Tous ces termes laissent présager d’un second sacrilège. Le premier, l’incendie de la cathédrale en date du 15 avril 2019 était sans doute accidentel, même si les carences de l’État en matière de sécurité semblent évidentes. Cette fois, il serait volontaire, concerté, délibéré et il est difficile d’imaginer que l’archevêché n’en soit pas « complice ».

Qu’il soit ici rappelé que la destination première, principale, essentielle, irremplaçable d’une église catholique et donc d’une cathédrale, c’est de rendre un culte à Dieu. Pour un chrétien, c’est le sens de la messe qui y est célébrée, et s’il est possible d’y rendre d’autres formes de culte comme la prière personnelle ou collective, les offices des heures, l’adoration eucharistique, voire même la vénération de reliques, le but reste le culte divin. Tout ce qui viendrait en plus est accessoire, frivole ou même sacrilège.

La dimension culturelle d’une église existe, bien sûr, et il serait sot de le nier. L’art et la beauté ont trouvé leur place et se sont d’abord mis au service de ce culte divin comme offrande et comme moyen didactique au service la foi. Mais nier le caractère ancillaire de cet art, c’est prendre le risque de l’ériger en idole : il n’est qu’un moyen, aussi admirable soit-il. Ceux qui entrent dans une église pour y admirer le beau sont les bienvenus : ils peuvent s’y convertir comme un certain Paul Claudel lors d’un Magnificat. Mais qu’ils respectent l’ordre des priorités : le culte d’abord ! Même la loi très républicaine le reconnaît, puisqu’elle précise que l’affectation au culte y est « permanente » et « perpétuelle ». Ce qui devrait en principe protéger des lubies.

La dimension sociale d’une église existe aussi.
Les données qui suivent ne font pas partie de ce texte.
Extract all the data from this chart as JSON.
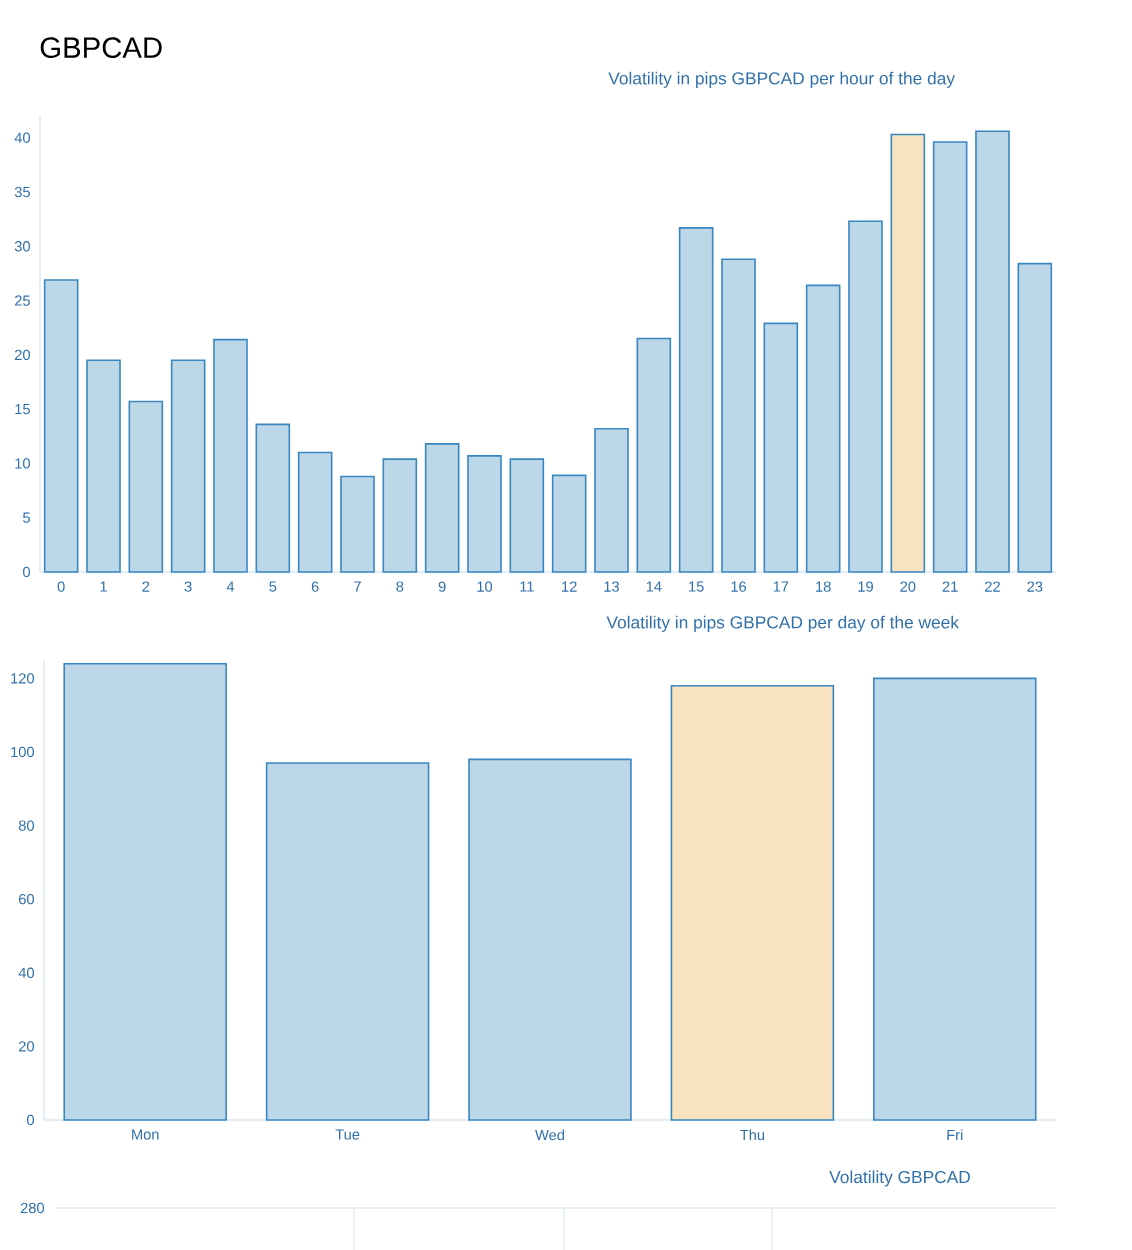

Le peuple y est orienté vers l’autel où se tient le prêtre, alter Christus. Tous ensemble, fidèles et prêtre, regardent dans une seule direction, c’est un symbole de la communion.

Si certaines de ces lubies ont été conçues par l’archevêché, c’est grave. Mais il est possible que certaines d’entre elles, modernistes en diable, émanent de laïcs pratiquants ou non, de tierces personnes extérieures à l’archevêché. Peut-être même sont-elles bien intentionnées à imaginer que les dimensions sociales et culturelles devraient prendre une place plus grande, voire une prééminence. Il est sans doute compliqué, lorsque l’on est l’archevêque de Paris et pas encore cardinal, de négocier avec un État hostile qui ne rêve que de déchristianiser encore un peu plus la France à grands coups de modernité mièvre et inconsistante. Mais l’affectataire, qui ne détient pas les cordons de la bourse, doit-il pour autant tout accepter des sirènes modernistes et de l’État spoliateur sous prétexte que ce serait dans l’air du temps ? Il est urgent que prélats, prêtres et fidèles tapent du poing sur la table et disent un non franc et massif à toutes ces carabistouilles. Ou, tout du moins, apportent un démenti à ces rumeurs.